Utilisé aveuglément, il deviendra une machine à standardiser des comptes déjà moyens.
La différence ne sera pas technologique.
Elle sera humaine.
Ce que ces 4 évolutions disent vraiment du Google Ads de 2026
Pris isolément, ces changements peuvent sembler techniques.
Pris ensemble, ils dessinent une trajectoire très claire.
Google Ads devient :
- plus accessible aux annonceurs mid size,
- plus orienté incrémentalité que simple attribution,
- plus transparent sur ses formats automatisés,
- plus assisté par l’IA dans la prise de décision.

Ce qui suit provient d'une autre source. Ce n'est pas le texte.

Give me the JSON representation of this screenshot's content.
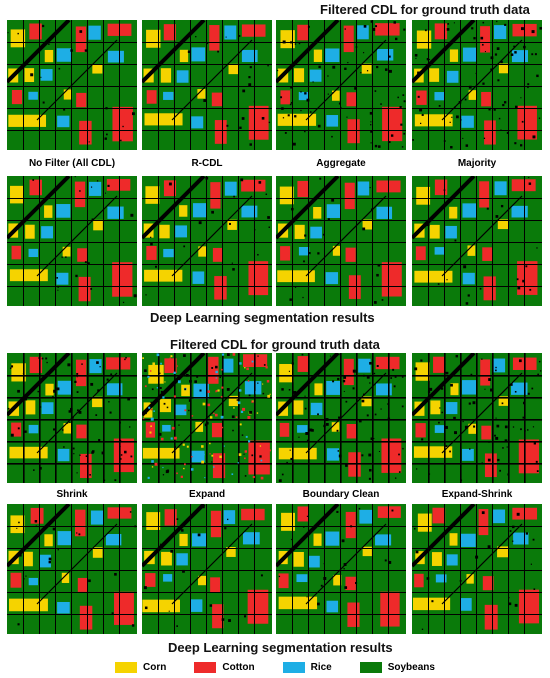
{
  "headings": {
    "top_filtered": "Filtered CDL for ground truth data",
    "mid_deep": "Deep Learning segmentation results",
    "mid_filtered": "Filtered CDL for ground truth data",
    "bottom_deep": "Deep Learning segmentation results"
  },
  "group1_labels": [
    "No Filter (All CDL)",
    "R-CDL",
    "Aggregate",
    "Majority"
  ],
  "group2_labels": [
    "Shrink",
    "Expand",
    "Boundary Clean",
    "Expand-Shrink"
  ],
  "legend": [
    {
      "label": "Corn",
      "color": "#f5d300"
    },
    {
      "label": "Cotton",
      "color": "#ee2a2a"
    },
    {
      "label": "Rice",
      "color": "#1eaee5"
    },
    {
      "label": "Soybeans",
      "color": "#0a7a0a"
    }
  ],
  "colors": {
    "background_soy": "#0a7a0a",
    "corn": "#f5d300",
    "cotton": "#ee2a2a",
    "rice": "#1eaee5",
    "black": "#000000"
  }
}
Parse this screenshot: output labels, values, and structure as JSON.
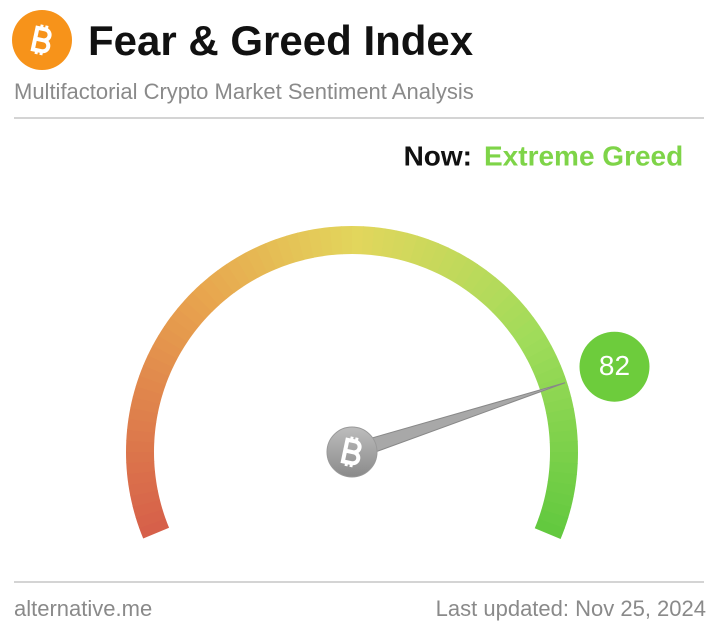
{
  "header": {
    "title": "Fear & Greed Index",
    "subtitle": "Multifactorial Crypto Market Sentiment Analysis"
  },
  "chart_data": {
    "type": "gauge",
    "label": "Now:",
    "classification": "Extreme Greed",
    "value": 82,
    "range": [
      0,
      100
    ],
    "color": "#6dcc3c"
  },
  "footer": {
    "source": "alternative.me",
    "updated": "Last updated: Nov 25, 2024"
  }
}
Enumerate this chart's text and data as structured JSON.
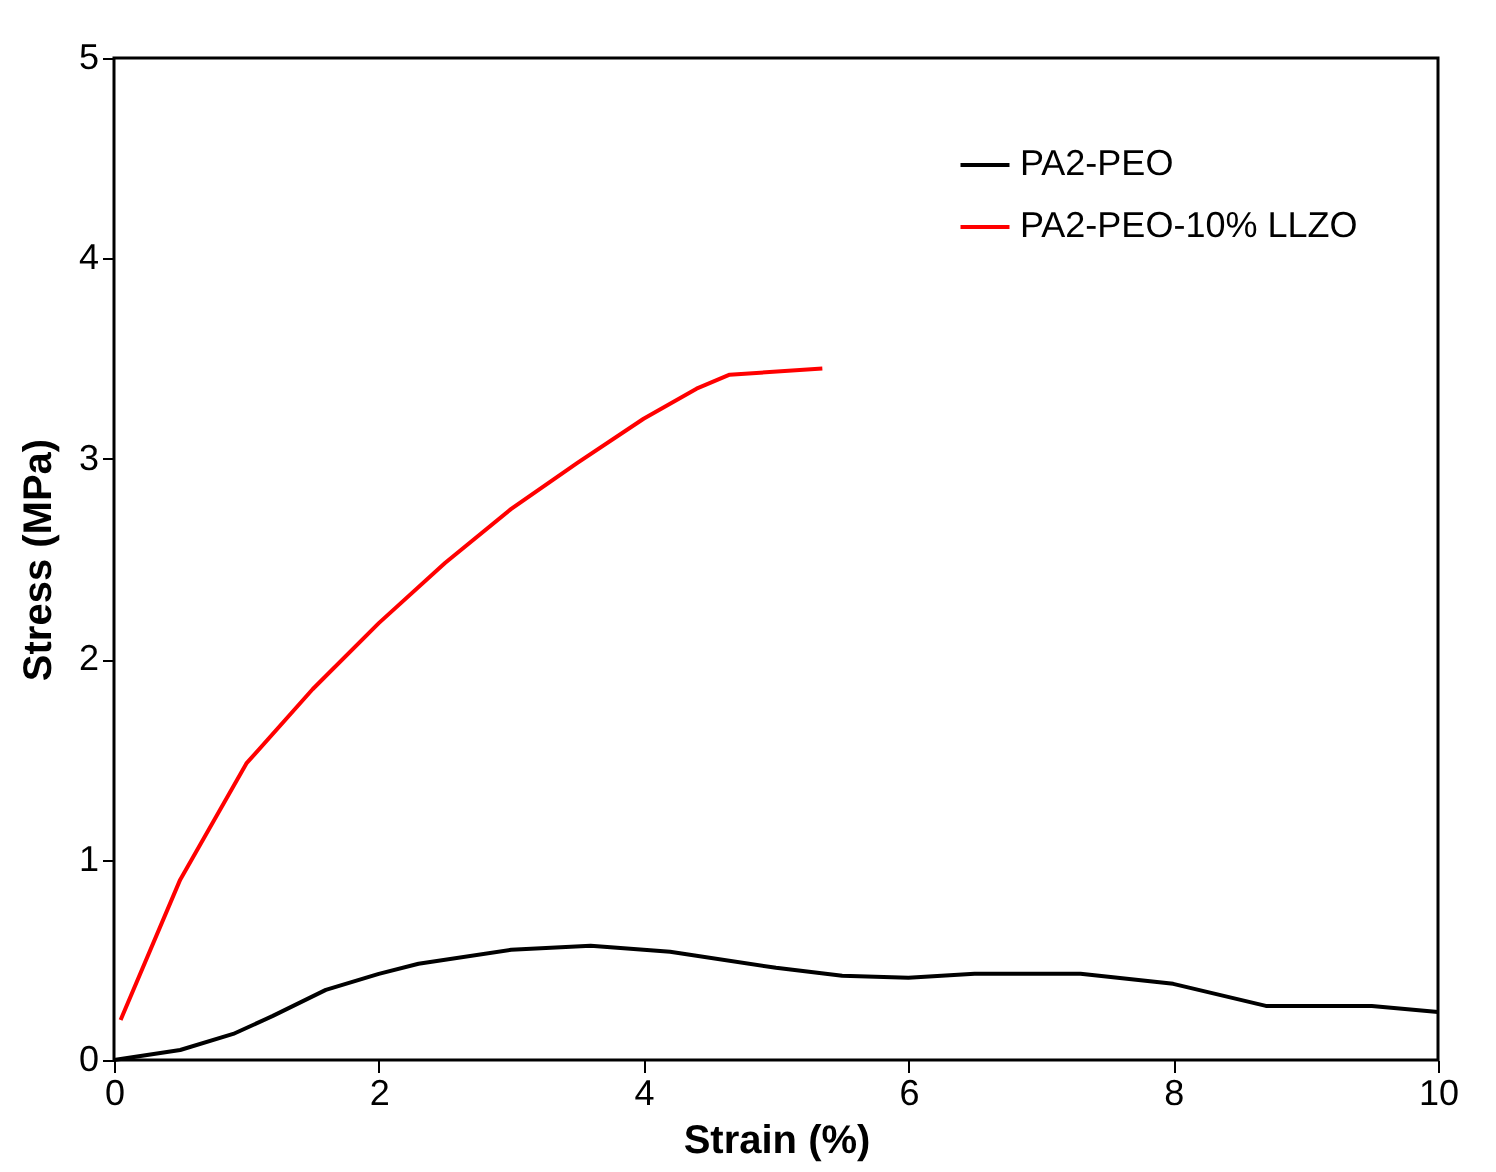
{
  "chart_data": {
    "type": "line",
    "xlabel": "Strain (%)",
    "ylabel": "Stress (MPa)",
    "xlim": [
      0,
      10
    ],
    "ylim": [
      0,
      5
    ],
    "xticks": [
      0,
      2,
      4,
      6,
      8,
      10
    ],
    "yticks": [
      0,
      1,
      2,
      3,
      4,
      5
    ],
    "grid": false,
    "legend": "top right",
    "marker": "none",
    "line_style": "solid",
    "series": [
      {
        "name": "PA2-PEO",
        "color": "#000000",
        "x": [
          0,
          0.5,
          0.9,
          1.2,
          1.6,
          2,
          2.3,
          3,
          3.6,
          4.2,
          5,
          5.5,
          6,
          6.5,
          7.3,
          8,
          8.7,
          9.5,
          10
        ],
        "values": [
          0,
          0.05,
          0.13,
          0.22,
          0.35,
          0.43,
          0.48,
          0.55,
          0.57,
          0.54,
          0.46,
          0.42,
          0.41,
          0.43,
          0.43,
          0.38,
          0.27,
          0.27,
          0.24
        ]
      },
      {
        "name": "PA2-PEO-10% LLZO",
        "color": "#ff0000",
        "x": [
          0.05,
          0.5,
          1,
          1.5,
          2,
          2.5,
          3,
          3.5,
          4,
          4.4,
          4.65,
          5.35
        ],
        "values": [
          0.2,
          0.9,
          1.48,
          1.85,
          2.18,
          2.48,
          2.75,
          2.98,
          3.2,
          3.35,
          3.42,
          3.45
        ]
      }
    ]
  }
}
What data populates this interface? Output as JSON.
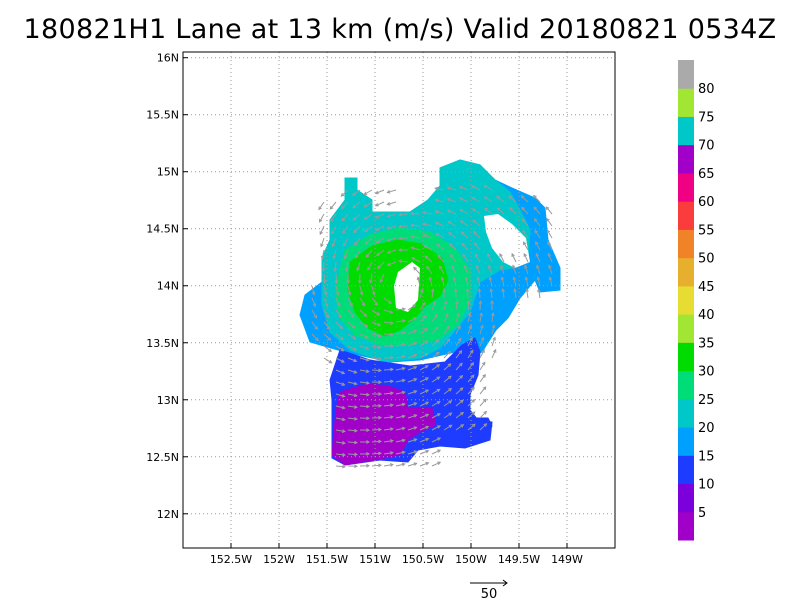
{
  "title": "180821H1 Lane at 13 km (m/s) Valid 20180821 0534Z",
  "map": {
    "lon_range": [
      -153.0,
      -148.5
    ],
    "lat_range": [
      11.7,
      16.05
    ],
    "lon_ticks": [
      "152.5W",
      "152W",
      "151.5W",
      "151W",
      "150.5W",
      "150W",
      "149.5W",
      "149W"
    ],
    "lon_tick_values": [
      -152.5,
      -152.0,
      -151.5,
      -151.0,
      -150.5,
      -150.0,
      -149.5,
      -149.0
    ],
    "lat_ticks": [
      "16N",
      "15.5N",
      "15N",
      "14.5N",
      "14N",
      "13.5N",
      "13N",
      "12.5N",
      "12N"
    ],
    "lat_tick_values": [
      16.0,
      15.5,
      15.0,
      14.5,
      14.0,
      13.5,
      13.0,
      12.5,
      12.0
    ],
    "grid": true,
    "vortex_center": {
      "lon": -150.75,
      "lat": 14.0
    }
  },
  "colorbar": {
    "labels": [
      "5",
      "10",
      "15",
      "20",
      "25",
      "30",
      "35",
      "40",
      "45",
      "50",
      "55",
      "60",
      "65",
      "70",
      "75",
      "80"
    ],
    "colors": [
      "#a000c8",
      "#7c00dc",
      "#1e3cff",
      "#00a0ff",
      "#00c8c8",
      "#00dc78",
      "#00dc00",
      "#a0e632",
      "#e6dc32",
      "#e6af2d",
      "#f08228",
      "#fa3c3c",
      "#f00082",
      "#a000c8",
      "#00c8c8",
      "#a0e632",
      "#aaaaaa"
    ]
  },
  "scale_vector": {
    "label": "50"
  },
  "field_colors": {
    "violet": "#a000c8",
    "blue": "#1e3cff",
    "light_blue": "#00a0ff",
    "teal": "#00c8c8",
    "sea_green": "#00dc78",
    "green": "#00dc00"
  }
}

Mais une chose ne change pas.
Plus Google automatise, plus la compréhension business devient critique.
Les annonceurs qui :
- confondent pilotage et délégation,
- confondent automatisation et abandon,
- confondent recommandations et stratégie,
seront mécaniquement pénalisés.
La vraie question pour 2026
La question n’est pas de savoir si Google Ads devient plus intelligent.
La vraie question est simple :
Êtes vous encore capable d’expliquer pourquoi vous investissez un euro quelque part ?
Si la réponse est non, alors aucune IA ne vous sauvera.